Hi -- yes, we did get your earlier note, sorry not to have responded.

Though you can't directly get a "scale factor" from geomview, you can
get information that lets you do what you're asking: specifically, you can 
have geomview send you a transformation matrix giving the current position
of the object.

You could get geomview to notify you whenever the transformation changes;
however, it's probably easier to write it as a polling loop, which periodically
asks geomview for the current transformation.  In that case, suppose your
object's name (in the geomview object browser) is "mesh".  You'd send
a command to geomview like:

    (write transform - mesh focus)

This means:
   Send me the transformation matrix which transform from coordinates of "mesh"
   to the coordinates of "focus" (which is the currently-active camera window).

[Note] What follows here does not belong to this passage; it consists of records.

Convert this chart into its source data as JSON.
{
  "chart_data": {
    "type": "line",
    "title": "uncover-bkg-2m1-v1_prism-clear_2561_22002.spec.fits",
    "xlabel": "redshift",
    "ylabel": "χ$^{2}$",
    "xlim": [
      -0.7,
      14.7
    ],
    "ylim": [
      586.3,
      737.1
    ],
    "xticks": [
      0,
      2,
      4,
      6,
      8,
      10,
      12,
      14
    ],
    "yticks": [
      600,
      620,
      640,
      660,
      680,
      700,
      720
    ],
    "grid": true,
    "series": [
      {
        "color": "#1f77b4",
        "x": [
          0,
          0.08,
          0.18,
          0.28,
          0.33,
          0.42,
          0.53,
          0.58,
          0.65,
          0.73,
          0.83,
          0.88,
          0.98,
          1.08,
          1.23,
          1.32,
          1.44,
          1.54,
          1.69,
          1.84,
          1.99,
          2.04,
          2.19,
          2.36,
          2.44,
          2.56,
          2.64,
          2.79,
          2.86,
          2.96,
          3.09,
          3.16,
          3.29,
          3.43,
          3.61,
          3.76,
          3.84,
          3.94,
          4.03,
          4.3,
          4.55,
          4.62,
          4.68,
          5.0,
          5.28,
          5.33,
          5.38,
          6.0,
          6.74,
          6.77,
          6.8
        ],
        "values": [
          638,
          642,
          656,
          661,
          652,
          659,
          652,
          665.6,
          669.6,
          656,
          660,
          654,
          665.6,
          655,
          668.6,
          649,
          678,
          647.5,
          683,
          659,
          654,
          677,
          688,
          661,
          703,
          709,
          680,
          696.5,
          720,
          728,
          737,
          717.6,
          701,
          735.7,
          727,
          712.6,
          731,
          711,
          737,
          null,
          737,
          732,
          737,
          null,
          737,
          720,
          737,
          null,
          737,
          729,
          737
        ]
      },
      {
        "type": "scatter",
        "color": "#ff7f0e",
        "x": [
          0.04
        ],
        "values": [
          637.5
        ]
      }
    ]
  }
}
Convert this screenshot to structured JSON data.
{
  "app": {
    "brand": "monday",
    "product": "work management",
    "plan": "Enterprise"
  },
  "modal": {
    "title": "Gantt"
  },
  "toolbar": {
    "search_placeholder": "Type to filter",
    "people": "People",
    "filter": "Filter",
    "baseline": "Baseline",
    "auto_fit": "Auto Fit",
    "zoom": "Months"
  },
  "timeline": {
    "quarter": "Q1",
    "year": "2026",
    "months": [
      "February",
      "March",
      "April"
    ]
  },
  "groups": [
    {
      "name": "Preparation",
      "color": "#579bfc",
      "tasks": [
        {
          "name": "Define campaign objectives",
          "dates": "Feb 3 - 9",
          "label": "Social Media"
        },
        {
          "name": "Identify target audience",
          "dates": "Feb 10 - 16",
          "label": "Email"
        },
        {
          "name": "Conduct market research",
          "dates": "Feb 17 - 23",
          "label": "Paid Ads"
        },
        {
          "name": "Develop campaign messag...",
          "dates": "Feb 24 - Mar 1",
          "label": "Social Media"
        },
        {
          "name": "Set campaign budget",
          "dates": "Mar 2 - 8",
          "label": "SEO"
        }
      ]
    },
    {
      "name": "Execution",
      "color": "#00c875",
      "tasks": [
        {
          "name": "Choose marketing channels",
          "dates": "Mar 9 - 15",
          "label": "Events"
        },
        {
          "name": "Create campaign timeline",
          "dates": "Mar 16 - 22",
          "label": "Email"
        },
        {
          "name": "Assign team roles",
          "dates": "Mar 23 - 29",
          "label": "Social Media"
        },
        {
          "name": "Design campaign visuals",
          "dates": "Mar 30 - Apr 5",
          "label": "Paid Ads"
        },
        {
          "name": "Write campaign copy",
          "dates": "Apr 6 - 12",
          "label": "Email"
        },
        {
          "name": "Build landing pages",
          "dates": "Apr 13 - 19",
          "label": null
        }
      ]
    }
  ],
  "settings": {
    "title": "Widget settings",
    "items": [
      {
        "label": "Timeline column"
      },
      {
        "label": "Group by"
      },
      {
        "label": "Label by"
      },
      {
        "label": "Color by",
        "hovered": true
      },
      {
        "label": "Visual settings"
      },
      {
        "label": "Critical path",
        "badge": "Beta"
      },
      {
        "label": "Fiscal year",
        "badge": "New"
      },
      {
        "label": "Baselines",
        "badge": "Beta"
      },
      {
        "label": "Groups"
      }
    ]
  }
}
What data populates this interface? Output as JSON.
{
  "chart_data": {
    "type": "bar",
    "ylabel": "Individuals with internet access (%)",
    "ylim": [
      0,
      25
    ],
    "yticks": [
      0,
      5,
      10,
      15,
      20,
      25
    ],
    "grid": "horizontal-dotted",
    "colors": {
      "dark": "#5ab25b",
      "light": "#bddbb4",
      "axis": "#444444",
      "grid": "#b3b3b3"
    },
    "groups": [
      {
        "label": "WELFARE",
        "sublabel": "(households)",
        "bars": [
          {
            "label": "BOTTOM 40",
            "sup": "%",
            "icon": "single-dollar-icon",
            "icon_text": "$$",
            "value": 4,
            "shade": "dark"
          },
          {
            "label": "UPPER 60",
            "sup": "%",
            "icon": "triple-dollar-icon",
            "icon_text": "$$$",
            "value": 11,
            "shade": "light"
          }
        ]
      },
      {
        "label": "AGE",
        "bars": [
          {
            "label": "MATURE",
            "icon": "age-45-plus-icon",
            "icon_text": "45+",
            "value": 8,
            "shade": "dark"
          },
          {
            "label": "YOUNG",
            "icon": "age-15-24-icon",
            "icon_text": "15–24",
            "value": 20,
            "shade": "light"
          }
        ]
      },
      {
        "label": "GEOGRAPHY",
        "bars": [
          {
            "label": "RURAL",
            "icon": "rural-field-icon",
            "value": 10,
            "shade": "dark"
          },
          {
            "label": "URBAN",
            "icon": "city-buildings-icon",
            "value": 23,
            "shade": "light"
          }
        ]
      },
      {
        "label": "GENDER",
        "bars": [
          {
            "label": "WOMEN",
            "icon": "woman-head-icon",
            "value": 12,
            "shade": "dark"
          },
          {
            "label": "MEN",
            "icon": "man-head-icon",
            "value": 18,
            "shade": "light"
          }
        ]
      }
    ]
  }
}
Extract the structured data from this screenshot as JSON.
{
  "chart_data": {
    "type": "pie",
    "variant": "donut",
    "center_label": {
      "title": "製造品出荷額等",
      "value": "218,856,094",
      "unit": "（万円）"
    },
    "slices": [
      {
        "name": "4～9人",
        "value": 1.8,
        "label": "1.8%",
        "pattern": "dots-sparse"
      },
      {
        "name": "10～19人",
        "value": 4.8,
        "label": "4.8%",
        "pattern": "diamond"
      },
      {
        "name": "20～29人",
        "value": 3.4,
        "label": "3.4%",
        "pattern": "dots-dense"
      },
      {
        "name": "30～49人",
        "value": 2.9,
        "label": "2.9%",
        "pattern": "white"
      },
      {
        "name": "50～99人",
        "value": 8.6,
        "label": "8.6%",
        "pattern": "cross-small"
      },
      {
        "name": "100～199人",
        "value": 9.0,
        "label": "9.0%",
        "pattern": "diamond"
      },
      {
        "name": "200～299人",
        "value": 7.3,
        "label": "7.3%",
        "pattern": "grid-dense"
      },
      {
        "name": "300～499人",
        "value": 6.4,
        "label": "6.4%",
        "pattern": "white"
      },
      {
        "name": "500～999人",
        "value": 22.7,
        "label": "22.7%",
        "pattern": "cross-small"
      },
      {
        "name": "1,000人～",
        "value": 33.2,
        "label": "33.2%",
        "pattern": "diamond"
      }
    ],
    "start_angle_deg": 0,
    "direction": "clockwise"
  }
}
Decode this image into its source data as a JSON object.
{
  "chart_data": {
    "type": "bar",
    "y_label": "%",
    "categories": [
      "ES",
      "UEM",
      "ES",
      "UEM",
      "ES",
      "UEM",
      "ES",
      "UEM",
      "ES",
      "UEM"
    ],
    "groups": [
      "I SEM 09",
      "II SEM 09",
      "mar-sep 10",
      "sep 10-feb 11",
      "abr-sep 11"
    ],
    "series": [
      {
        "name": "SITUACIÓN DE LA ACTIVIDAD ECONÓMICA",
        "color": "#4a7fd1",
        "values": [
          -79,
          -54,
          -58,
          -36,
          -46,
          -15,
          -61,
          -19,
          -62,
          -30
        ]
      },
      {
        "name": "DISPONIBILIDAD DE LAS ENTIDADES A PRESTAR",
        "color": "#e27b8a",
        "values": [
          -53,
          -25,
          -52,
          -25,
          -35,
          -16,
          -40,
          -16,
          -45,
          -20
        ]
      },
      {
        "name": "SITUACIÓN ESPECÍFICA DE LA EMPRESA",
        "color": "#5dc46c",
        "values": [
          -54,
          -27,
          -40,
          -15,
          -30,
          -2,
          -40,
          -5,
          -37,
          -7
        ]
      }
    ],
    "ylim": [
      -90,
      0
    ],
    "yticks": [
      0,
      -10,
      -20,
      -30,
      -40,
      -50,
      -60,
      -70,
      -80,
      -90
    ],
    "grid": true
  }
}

Your module will receive, on its standard input, something like

transform {
    0.74639952   -0.00292574    0.05561925             0
   -0.00632918     0.7381438     0.1237648             0
   -0.05533536   -0.12389196     0.7360726             0
  6.4132237e-09  -7.4794553e-07   -4.45694399             1
}

Call this 4x4 matrix T.  Let p = (x,y,z,1) be the coordinates of a typical
point in your object.  Appending the "1" represents it properly in homogeneous
coordinates, which are what geomview uses.  To get the corresponding
coordinates in the camera's coordinate system, multiply p . T  (note that p
appears as a row vector multiplied on the left, not a column vector on the
right; that's a common convention in computer graphics).  
Let p . T = (X, Y, Z, 1), so X,Y,Z are camera coordinates.  Assuming it's
a perspective camera (the default), that point projects on the screen
to something related to (X/Z, Y/Z), multiplied by the window size in pixels,
and divided by roughly the camera's field of view in radians (actually,
it's twice the tangent of half the angular field of view).
GCL commands "(write window - focus)" and "(write camera - focus)" would
return information which would let you compute that.  However, if you typically
adjust the view by scaling the object and/or moving the camera (as opposed to
zooming, which changes the angular field of view), it might be easiest to
just assume a typical value for window size and field of view: say,
500*(X/Z, Y/Z).  That's about right for the default 350-pixel window and
40-degree field of view.

Now you can estimate the screen position of a given point on the mesh.
The first three elements of the first column of T (.746, -.006, -.055 in this
example) are a vector parallel to the screen X-axis; call this vector Sx.
So, the screen radius of a small ball of radius r, lying near p in the mesh, is
 500 * (magnitude(Sx) * r / Z)

This is probably the kind of expression you need to compute optimal feature
sizes in the objects you're drawing.